Il ne peut s’agir d’une opération de simple spéculation ou même de la mise en cohérence trop tardive avec l’initiative menée sur la participation brésilienne de Portugal Telecom. Il s’agit ici à l’évidence d’une opération destinée à fragiliser l’opérateur portugais avant l’assemblée, on flirte avec la manipulation de cours. Les spécialistes des télécommunications suggèrent que l’acquisition des 30% de Vivo (correspondant au 50% de Brasilcel détenus par P.T.) demeure rentable pour Telefonica à € 7,5 milliards, ce qui représenterait 1 milliard supplémentaire sur l’ offre actuellement en cours pour cette AGE.
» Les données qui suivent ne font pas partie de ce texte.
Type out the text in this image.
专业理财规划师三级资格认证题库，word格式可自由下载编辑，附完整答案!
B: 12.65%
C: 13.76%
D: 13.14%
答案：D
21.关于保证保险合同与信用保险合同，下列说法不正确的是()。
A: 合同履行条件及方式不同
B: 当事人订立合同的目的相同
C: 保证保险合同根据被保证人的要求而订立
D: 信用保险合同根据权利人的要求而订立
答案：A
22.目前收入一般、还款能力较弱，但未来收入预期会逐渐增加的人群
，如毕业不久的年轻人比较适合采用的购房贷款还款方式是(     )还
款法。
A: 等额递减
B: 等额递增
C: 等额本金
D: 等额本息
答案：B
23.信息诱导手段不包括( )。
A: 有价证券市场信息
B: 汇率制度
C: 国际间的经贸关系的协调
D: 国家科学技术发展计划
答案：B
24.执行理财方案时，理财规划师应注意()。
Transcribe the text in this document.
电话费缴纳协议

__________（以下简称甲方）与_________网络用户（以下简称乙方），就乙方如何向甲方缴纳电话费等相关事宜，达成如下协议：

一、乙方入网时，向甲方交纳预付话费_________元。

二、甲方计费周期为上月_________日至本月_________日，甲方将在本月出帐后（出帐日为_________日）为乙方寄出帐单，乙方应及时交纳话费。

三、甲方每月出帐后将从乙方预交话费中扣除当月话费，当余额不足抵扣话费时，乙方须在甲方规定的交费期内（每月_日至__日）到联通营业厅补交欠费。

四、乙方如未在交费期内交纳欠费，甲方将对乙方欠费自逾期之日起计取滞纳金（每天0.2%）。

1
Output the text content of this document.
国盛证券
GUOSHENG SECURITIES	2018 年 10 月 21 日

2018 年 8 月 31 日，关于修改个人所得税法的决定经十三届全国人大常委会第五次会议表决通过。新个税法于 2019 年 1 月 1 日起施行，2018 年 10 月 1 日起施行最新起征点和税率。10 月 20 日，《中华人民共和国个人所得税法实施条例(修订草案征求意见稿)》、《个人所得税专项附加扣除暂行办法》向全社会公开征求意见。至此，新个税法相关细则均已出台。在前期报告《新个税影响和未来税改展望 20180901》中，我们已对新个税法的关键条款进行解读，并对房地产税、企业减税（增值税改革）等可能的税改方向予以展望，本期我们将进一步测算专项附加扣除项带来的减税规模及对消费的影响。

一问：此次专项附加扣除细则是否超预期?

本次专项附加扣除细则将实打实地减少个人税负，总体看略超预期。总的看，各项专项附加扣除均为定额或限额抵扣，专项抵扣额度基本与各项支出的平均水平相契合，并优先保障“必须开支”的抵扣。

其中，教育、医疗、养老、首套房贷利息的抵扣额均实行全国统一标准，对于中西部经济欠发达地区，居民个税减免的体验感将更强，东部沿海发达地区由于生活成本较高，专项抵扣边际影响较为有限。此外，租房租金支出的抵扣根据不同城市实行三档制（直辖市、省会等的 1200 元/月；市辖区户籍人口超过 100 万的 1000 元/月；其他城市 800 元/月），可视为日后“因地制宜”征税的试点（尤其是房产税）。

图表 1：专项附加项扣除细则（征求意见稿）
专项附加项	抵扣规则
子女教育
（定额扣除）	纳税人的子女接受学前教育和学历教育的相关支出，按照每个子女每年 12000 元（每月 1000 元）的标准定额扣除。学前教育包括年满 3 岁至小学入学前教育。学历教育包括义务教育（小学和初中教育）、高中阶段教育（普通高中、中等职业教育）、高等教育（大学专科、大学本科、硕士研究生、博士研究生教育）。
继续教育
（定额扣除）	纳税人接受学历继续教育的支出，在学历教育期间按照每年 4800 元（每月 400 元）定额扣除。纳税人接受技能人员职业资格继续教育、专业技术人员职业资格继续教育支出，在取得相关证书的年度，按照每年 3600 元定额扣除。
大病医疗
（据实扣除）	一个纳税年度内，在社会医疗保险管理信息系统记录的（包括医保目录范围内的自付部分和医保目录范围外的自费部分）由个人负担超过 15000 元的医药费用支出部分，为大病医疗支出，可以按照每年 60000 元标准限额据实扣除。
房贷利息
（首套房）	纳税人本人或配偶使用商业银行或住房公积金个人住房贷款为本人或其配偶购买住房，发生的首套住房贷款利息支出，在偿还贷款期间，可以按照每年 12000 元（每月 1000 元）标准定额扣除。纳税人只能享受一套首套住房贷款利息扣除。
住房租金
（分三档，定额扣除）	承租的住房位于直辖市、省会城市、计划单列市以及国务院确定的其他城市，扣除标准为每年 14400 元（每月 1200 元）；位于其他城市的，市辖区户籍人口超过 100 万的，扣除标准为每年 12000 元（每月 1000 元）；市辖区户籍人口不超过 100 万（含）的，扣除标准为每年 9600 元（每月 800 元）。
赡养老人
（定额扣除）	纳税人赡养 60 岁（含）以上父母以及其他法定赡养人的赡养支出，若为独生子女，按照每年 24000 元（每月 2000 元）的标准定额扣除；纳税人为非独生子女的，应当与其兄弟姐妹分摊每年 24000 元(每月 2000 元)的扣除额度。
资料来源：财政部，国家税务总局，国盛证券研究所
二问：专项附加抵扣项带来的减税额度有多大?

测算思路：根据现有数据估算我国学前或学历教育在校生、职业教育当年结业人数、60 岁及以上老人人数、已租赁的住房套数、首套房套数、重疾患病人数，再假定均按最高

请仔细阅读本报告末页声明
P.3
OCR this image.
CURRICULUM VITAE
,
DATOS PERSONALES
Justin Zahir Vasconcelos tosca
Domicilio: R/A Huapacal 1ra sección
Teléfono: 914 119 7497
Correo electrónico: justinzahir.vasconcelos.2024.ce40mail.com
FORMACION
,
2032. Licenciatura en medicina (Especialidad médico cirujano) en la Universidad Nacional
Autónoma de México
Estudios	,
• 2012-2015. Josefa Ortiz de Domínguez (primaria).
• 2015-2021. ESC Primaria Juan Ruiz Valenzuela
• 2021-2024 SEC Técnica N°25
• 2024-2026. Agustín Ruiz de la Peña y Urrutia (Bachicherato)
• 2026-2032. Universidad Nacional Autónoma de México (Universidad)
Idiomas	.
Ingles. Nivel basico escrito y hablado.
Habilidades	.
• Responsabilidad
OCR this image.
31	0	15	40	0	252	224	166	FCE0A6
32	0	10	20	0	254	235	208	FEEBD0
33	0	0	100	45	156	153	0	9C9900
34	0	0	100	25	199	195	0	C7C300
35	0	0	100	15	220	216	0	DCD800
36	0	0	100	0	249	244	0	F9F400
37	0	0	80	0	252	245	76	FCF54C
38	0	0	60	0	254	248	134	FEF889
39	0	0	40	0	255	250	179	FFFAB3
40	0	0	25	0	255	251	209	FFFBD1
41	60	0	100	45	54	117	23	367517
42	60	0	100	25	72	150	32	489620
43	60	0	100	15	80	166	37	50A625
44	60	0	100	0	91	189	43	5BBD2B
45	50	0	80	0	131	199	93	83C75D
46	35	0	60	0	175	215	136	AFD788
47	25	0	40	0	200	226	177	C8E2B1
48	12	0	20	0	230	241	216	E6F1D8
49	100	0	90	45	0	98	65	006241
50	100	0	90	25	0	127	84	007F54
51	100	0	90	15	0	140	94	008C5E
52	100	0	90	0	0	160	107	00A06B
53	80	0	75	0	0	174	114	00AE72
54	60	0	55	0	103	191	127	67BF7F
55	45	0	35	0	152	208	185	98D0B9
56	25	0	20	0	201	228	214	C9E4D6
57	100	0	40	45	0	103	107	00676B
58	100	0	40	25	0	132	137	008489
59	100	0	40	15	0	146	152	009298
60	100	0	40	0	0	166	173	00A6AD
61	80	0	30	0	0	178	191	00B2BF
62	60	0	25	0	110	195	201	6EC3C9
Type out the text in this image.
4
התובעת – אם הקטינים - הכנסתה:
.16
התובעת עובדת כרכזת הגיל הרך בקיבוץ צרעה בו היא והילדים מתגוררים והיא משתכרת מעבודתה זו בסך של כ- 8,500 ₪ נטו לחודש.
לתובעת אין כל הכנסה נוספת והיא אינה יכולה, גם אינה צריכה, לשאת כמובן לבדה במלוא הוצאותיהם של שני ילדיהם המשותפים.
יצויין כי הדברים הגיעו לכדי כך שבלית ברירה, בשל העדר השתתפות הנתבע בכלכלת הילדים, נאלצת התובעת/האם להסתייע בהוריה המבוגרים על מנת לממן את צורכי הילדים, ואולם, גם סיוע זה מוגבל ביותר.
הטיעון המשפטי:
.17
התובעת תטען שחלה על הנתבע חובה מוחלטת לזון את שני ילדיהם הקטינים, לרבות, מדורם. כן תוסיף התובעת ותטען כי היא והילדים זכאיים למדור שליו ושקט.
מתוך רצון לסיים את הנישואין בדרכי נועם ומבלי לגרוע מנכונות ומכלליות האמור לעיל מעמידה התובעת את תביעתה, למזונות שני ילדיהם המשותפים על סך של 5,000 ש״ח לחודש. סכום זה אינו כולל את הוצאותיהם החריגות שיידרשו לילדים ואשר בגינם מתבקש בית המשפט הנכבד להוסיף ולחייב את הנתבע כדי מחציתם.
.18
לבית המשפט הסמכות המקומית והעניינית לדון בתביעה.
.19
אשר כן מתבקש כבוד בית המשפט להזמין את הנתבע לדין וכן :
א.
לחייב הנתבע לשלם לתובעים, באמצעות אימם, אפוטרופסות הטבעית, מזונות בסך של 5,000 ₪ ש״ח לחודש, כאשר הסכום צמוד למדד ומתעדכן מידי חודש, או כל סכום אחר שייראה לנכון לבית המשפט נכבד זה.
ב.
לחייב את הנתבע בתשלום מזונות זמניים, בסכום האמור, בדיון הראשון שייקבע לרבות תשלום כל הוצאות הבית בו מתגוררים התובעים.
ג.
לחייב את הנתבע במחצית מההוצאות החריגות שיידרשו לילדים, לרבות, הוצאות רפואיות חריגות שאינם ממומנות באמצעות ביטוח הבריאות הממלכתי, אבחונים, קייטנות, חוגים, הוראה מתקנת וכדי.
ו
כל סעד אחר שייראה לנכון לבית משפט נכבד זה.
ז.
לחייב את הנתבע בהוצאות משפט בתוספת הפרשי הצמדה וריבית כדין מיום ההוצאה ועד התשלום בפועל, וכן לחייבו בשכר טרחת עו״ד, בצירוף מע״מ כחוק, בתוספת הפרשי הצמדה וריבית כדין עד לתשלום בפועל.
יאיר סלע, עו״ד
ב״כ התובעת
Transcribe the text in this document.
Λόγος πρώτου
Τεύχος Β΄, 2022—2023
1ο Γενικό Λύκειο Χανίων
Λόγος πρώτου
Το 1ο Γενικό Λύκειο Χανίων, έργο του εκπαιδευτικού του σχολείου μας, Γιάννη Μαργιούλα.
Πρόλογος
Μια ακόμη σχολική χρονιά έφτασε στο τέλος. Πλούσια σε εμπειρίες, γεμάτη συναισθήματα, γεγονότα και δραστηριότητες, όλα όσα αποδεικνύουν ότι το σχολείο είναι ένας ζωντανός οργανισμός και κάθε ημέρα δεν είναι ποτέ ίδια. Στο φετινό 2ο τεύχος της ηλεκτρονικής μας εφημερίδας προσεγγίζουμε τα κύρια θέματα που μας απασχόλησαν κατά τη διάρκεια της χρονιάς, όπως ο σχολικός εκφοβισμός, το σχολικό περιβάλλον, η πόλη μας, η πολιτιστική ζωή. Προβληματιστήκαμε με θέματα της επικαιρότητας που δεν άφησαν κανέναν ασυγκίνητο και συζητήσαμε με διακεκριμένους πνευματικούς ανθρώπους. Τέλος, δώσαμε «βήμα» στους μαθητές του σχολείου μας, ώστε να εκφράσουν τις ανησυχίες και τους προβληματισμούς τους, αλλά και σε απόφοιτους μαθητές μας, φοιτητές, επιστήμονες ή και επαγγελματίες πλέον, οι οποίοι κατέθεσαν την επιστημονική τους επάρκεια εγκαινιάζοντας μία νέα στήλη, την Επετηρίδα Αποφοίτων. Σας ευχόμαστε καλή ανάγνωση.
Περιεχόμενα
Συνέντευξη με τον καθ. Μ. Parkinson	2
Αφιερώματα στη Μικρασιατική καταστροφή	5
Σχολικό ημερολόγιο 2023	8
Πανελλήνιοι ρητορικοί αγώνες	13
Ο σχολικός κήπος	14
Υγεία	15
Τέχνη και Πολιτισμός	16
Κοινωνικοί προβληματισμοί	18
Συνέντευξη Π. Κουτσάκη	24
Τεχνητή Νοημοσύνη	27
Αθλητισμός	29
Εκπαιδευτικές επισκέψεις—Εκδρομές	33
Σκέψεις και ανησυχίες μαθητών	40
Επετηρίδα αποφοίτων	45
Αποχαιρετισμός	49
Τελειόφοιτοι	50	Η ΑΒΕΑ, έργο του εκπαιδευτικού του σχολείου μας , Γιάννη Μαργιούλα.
Seuls deux actionnaires représentant au total 18% du capital se sont prononcés contre l'opération. Telefonica n’était pas assurée de pouvoir légalement exercer ses 10% de droits de vote en raison de potentiels conflits d’intérêts.
Il reste que, tout comme l’opération de Porsche sur Volkswagen ou de Lagardère sur son propre capital en 2007 avec des couvertures occultes ou encore la montée dissimulée par des call de Wendel au capital de Saint Gobain, il est évident que les gros opérateurs proches de l’entreprise, ou les actionnaires de celle-ci dépassant le seuil statutaire de déclaration, ou même leurs administrateurs comme Lagardère chez EADS, sont des personnes nécessairement initiées.
Dès lors, leurs opérations deviennent suspectes si elles ne sont pas déclarées au départ et réparties sur une durée de plusieurs semaines de bourse avant une déclaration de réalisation ultime. C’est la réglementation que Proxinvest a recommandé à l’AMF qui a confié à Bernard Esambert une utile mission sur les manquements d’initiés des dirigeants d’entreprises.